Une réforme salariale qui prolonge les efforts du secteur social et médico-social

La revalorisation de la valeur du point en 2025 s’inscrit dans la continuité des efforts entrepris depuis plusieurs années pour améliorer les rémunérations dans le secteur. Elle témoigne d’une volonté partagée de ne pas laisser les professions sociales et médico-sociales à la traîne face aux besoins de recrutement et d’attractivité.

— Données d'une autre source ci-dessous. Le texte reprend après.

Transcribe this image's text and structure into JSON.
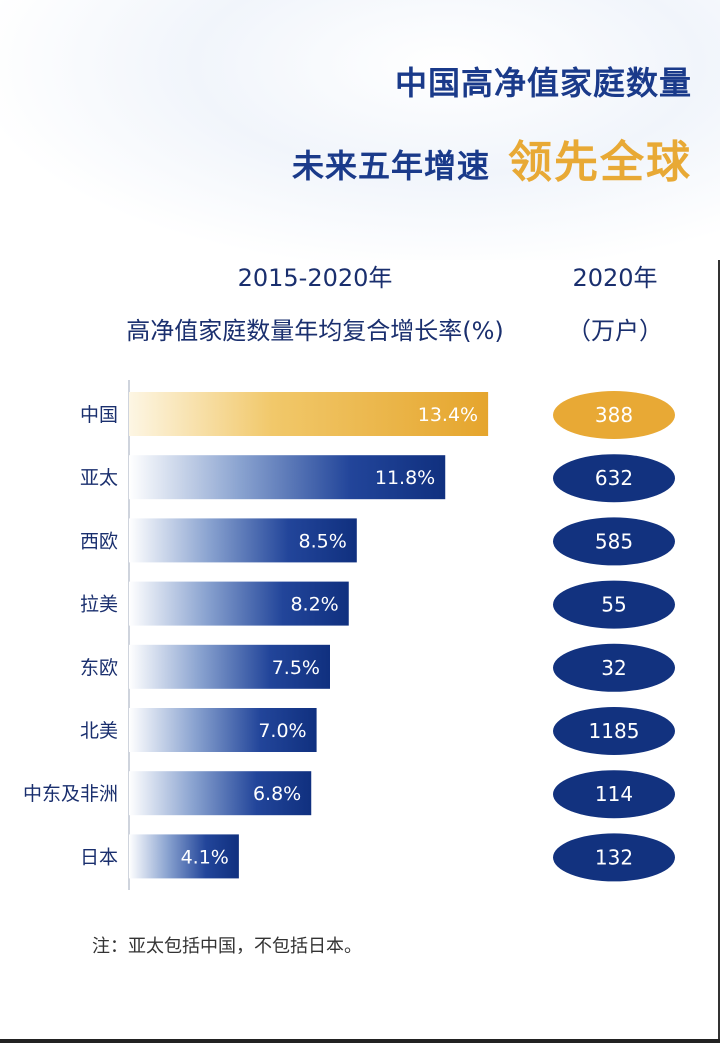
{
  "header": {
    "title_line1": "中国高净值家庭数量",
    "title_line2": "未来五年增速",
    "title_highlight": "领先全球"
  },
  "column_headers": {
    "left_line1": "2015-2020年",
    "left_line2": "高净值家庭数量年均复合增长率(%)",
    "right_line1": "2020年",
    "right_line2": "（万户）"
  },
  "footnote": "注：亚太包括中国，不包括日本。",
  "colors": {
    "highlight": "#e8a935",
    "primary": "#1a3a8a"
  },
  "chart_data": {
    "type": "bar",
    "orientation": "horizontal",
    "categories": [
      "中国",
      "亚太",
      "西欧",
      "拉美",
      "东欧",
      "北美",
      "中东及非洲",
      "日本"
    ],
    "values": [
      13.4,
      11.8,
      8.5,
      8.2,
      7.5,
      7.0,
      6.8,
      4.1
    ],
    "value_labels": [
      "13.4%",
      "11.8%",
      "8.5%",
      "8.2%",
      "7.5%",
      "7.0%",
      "6.8%",
      "4.1%"
    ],
    "households_2020": [
      "388",
      "632",
      "585",
      "55",
      "32",
      "1185",
      "114",
      "132"
    ],
    "highlight_index": 0,
    "grid": false
  }
}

Cette réforme amplifie une dynamique engagée à la fois au niveau conventionnel et au sein des établissements eux-mêmes. Elle est une réponse aux demandes exprimées par les professionnels, qui réclament à la fois une reconnaissance financière et une amélioration globale des conditions de travail.

Au cœur de cette démarche, le maintien d’une progression régulière à travers la valeur du point constitue un repère rassurant, tant pour les salariés que pour les employeurs. En renforçant la lisibilité et l’équité, elle soutient la pérennité des carrières et favorise un climat social plus stable dans des secteurs souvent fragilisés.

La montée en puissance des compétences, la prise en compte des spécificités des différents métiers, ainsi que l’attention portée aux contraintes du quotidien, sont également des éléments clefs de cette réforme, qui va bien au-delà d’une simple revalorisation monétaire.

Enfin, l’évolution de la valeur du point en 2025 invite à réfléchir à un modèle salarial plus juste, en phase avec les réalités des métiers du social et médico-social et leur importance pour la société dans son ensemble.